Readers familiar with some simple discrete integer valued probability distributions will know the uniform, binomial and Poisson distributions. It will be left to the reader to assess which of these probability distributions appears to be the best fit of the observed data.
| # of Objects | # of Years | Probability of relative # of objects appearing in any given year | Uniform Distribution | Binomial Distribution n = 5 p = 0.2 |
Poisson Distribution λ = 2 |
|---|---|---|---|---|---|
| 0 | 2 | 2/10 = 0.2 | 1/6 = 0.16667 | 0.07776 | 0.1353 |
| 1 | 1 | 1/10 = 0.1 | 1/6 = 0.16667 | 0.2592 | 0.2707 |
| 2 | 4 | 4/10 = 0.4 | 1/6 = 0.16667 | 0.3456 | 0.2707 |
| 3 | 2 | 2/10 = 0.2 | 1/6 = 0.16667 | 0.2304 | 0.1804 |
| 4 | 0 | 0/10 = 0.0 | 1/6 = 0.16667 | 0.0768 | 0.0902 |
| >= 5 | 1 | 1/10 = 0.1 | 1/6 = 0.16667 | 0.01024 | 0.0527 |
| Total | 10 | 1 | 1 | 1 | 1 |

Many questions arise from this simple example, such as which of the proposed models (distributions) is most appropriate or accurate, and how do we determine that? How useful are the predictions that would be made from the various models? Readers who are familiar with this subject will know that there are many tests and procedures that can be used to test the accuracy and predictability of a model.

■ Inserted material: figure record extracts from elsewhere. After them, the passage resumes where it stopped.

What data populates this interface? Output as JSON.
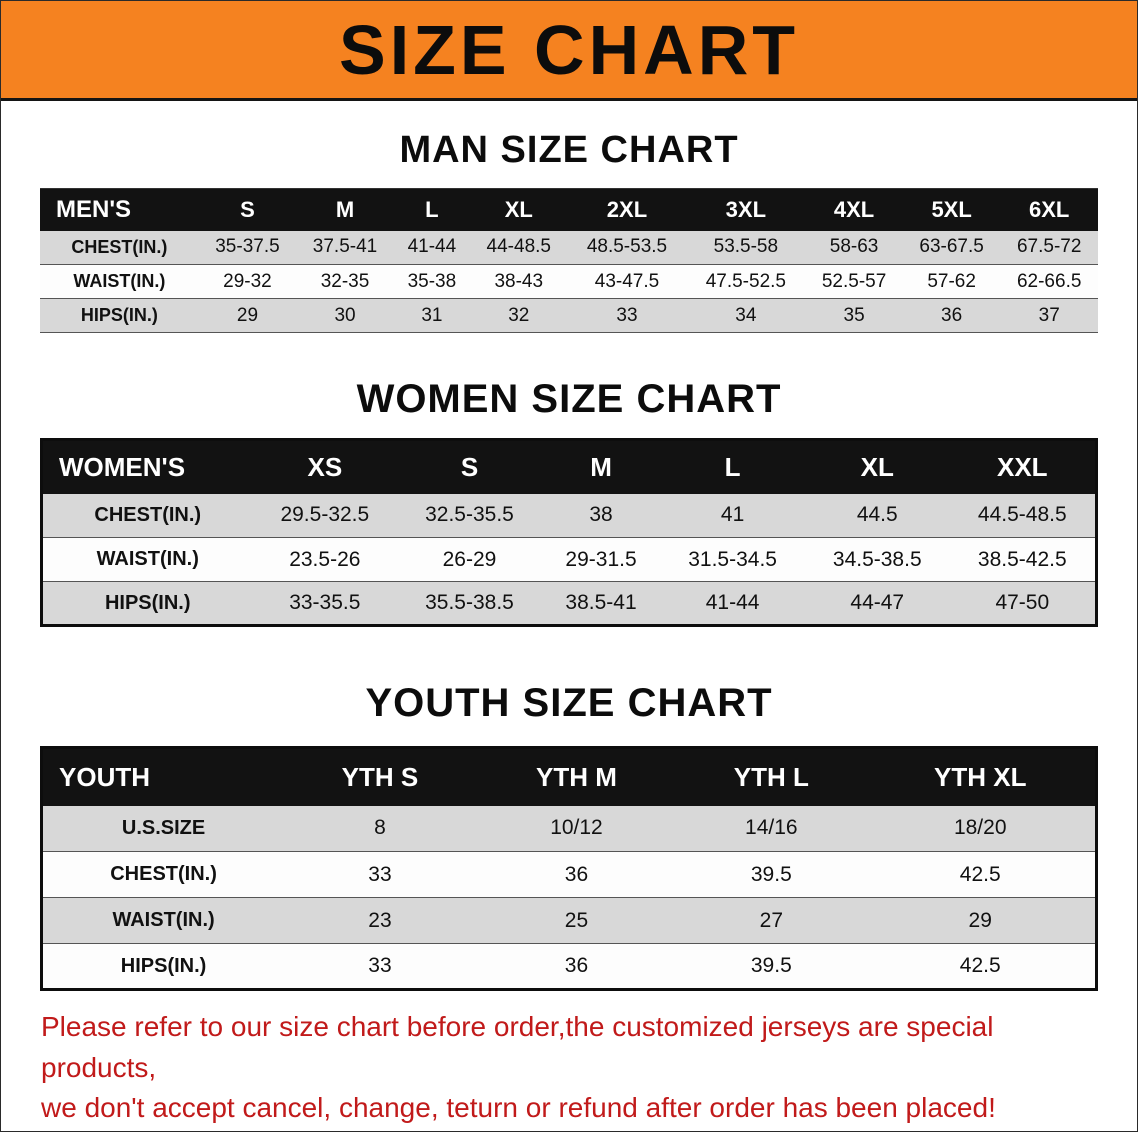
{
  "banner": {
    "title": "SIZE CHART"
  },
  "colors": {
    "banner_bg": "#F58220",
    "table_header_bg": "#121212",
    "table_header_text": "#ffffff",
    "row_shaded": "#d8d8d8",
    "row_plain": "#fdfdfd",
    "note_text": "#c11a1a"
  },
  "men": {
    "heading": "MAN SIZE CHART",
    "label": "MEN'S",
    "cols": [
      "S",
      "M",
      "L",
      "XL",
      "2XL",
      "3XL",
      "4XL",
      "5XL",
      "6XL"
    ],
    "rows": [
      {
        "label": "CHEST(IN.)",
        "values": [
          "35-37.5",
          "37.5-41",
          "41-44",
          "44-48.5",
          "48.5-53.5",
          "53.5-58",
          "58-63",
          "63-67.5",
          "67.5-72"
        ]
      },
      {
        "label": "WAIST(IN.)",
        "values": [
          "29-32",
          "32-35",
          "35-38",
          "38-43",
          "43-47.5",
          "47.5-52.5",
          "52.5-57",
          "57-62",
          "62-66.5"
        ]
      },
      {
        "label": "HIPS(IN.)",
        "values": [
          "29",
          "30",
          "31",
          "32",
          "33",
          "34",
          "35",
          "36",
          "37"
        ]
      }
    ]
  },
  "women": {
    "heading": "WOMEN SIZE CHART",
    "label": "WOMEN'S",
    "cols": [
      "XS",
      "S",
      "M",
      "L",
      "XL",
      "XXL"
    ],
    "rows": [
      {
        "label": "CHEST(IN.)",
        "values": [
          "29.5-32.5",
          "32.5-35.5",
          "38",
          "41",
          "44.5",
          "44.5-48.5"
        ]
      },
      {
        "label": "WAIST(IN.)",
        "values": [
          "23.5-26",
          "26-29",
          "29-31.5",
          "31.5-34.5",
          "34.5-38.5",
          "38.5-42.5"
        ]
      },
      {
        "label": "HIPS(IN.)",
        "values": [
          "33-35.5",
          "35.5-38.5",
          "38.5-41",
          "41-44",
          "44-47",
          "47-50"
        ]
      }
    ]
  },
  "youth": {
    "heading": "YOUTH SIZE CHART",
    "label": "YOUTH",
    "cols": [
      "YTH S",
      "YTH M",
      "YTH L",
      "YTH XL"
    ],
    "rows": [
      {
        "label": "U.S.SIZE",
        "values": [
          "8",
          "10/12",
          "14/16",
          "18/20"
        ]
      },
      {
        "label": "CHEST(IN.)",
        "values": [
          "33",
          "36",
          "39.5",
          "42.5"
        ]
      },
      {
        "label": "WAIST(IN.)",
        "values": [
          "23",
          "25",
          "27",
          "29"
        ]
      },
      {
        "label": "HIPS(IN.)",
        "values": [
          "33",
          "36",
          "39.5",
          "42.5"
        ]
      }
    ]
  },
  "footer": {
    "line1": "Please refer to our size chart before order,the customized jerseys are special products,",
    "line2": "we don't accept cancel, change, teturn or refund after order has been placed!"
  }
}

The availability and collection of data have improved immensely in recent years. Some types of data have become more complicated in the sense that more parameters are available in that data. For instance, in the context of life insurance, the availability of genetic data will make for more accurate predictions of future health and survivability characteristics of individuals. Models to represent data become more sophisticated over time as well. As data becomes more complex, the models that use the increasingly complex data will become increasingly complex. A crucial requirement in the actuarial profession will be a wide knowledge of possible models and how to use data to calibrate them, test them, and make meaningful predictions with them.